For retirees, or near-retirees, who are interested in tax-deferred growth and a predictable source of income in retirement, annuities are a potential savings method. Admittedly, these features come at a price, and the annuity companies will make money off of your investment as well. Some annuitants want to exchange some of the predictability of the annuity in for a chance to earn slightly more money during times when investment returns are higher. A variable annuity provides that opportunity: when the market is doing well, the annuity pays more than the basic annuity would, and when the market is suffering the annuity pays less. Although some investors are happy with their results from these retirement savings devices, there are also many complaints about variable annuities. The complaints tend to fall into three categories:
Costs. Variable annuities are much like other annuities as far as the first category of complaints go. They cost more than most other retirement savings methods. The company that provides the annuity will do so on terms that ensure it to make money off the deal. The amount that the annuity company pays the annuitant will be less than they intend to make by taking the annuitant’s money and investing it elsewhere. Usually these companies are large insurance companies that are adept at spreading risk and placing money into investments that will pay predictably. The annuitant is almost always paying a premium to have the insurance company take money, invest it, and pay back less than the returns received. Annuitants often accept this because the benefit of an annuity is that it is low risk.
Risk. Not so with the variable annuity. Because the return of a variable annuity is tied to the financial markets, the annuitant who buys one is losing one of the main benefits of an annuity (low risk returns) and getting nothing in its place. Annuity companies do not tend to reduce their cut of the investment returns just because the annuitant bought a variable annuity. Investors who buy a variable annuity do so because they are making another trade-off: accepting some risk that the investment will lose value in some years in the hopes that it will make more in other years.
Predictability. And this leads to the third major category of complaints about variable annuities: they are unpredictable. Although they are still a tax-deferred way to save for retirement income, they do not provide the steady predictable monthly payment that makes the annuity attractive to so many investors.
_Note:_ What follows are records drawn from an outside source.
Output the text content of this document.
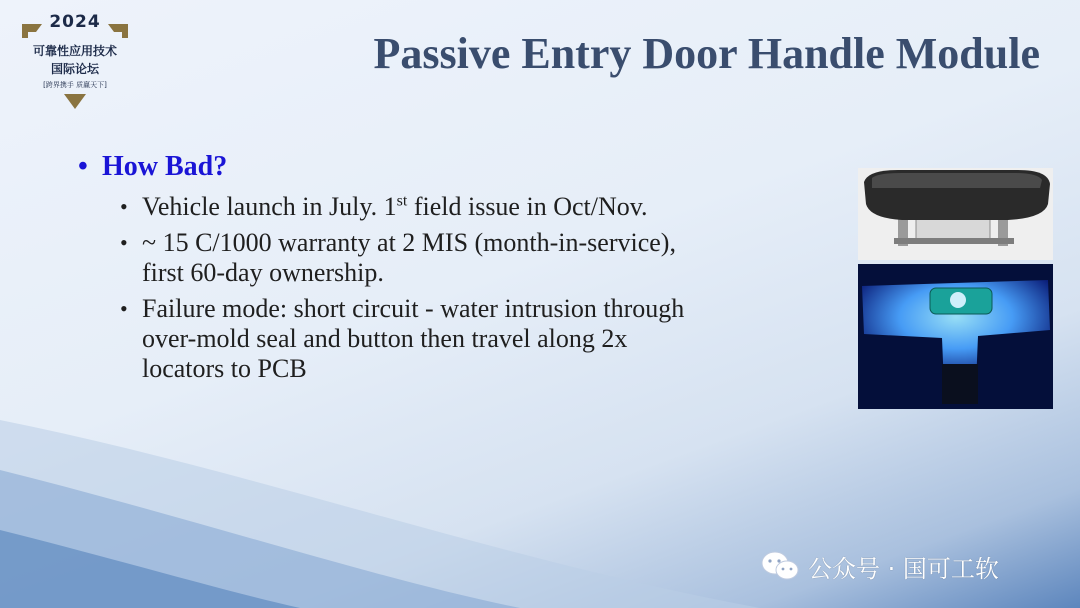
2024
可靠性应用技术
国际论坛
[跨界携手 质赢天下]
Passive Entry Door Handle Module
• How Bad?
• Vehicle launch in July. 1st field issue in Oct/Nov.
• ~ 15 C/1000 warranty at 2 MIS (month-in-service),
first 60-day ownership.
• Failure mode: short circuit - water intrusion through
over-mold seal and button then travel along 2x
locators to PCB
公众号 · 国可工软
By combining these three areas of concern, many people consider the variable annuity a poor investment choice because they lack the major benefits of an annuity and combine the major faults of an annuity and also the faults of financial market investments as a whole. Many investors consider variable annuities to be the worst of both worlds. For investors who have other tax deferred savings methods available, there are likely to be other options that provide returns as good as the variable annuity if not better, without any appreciable difference in risk.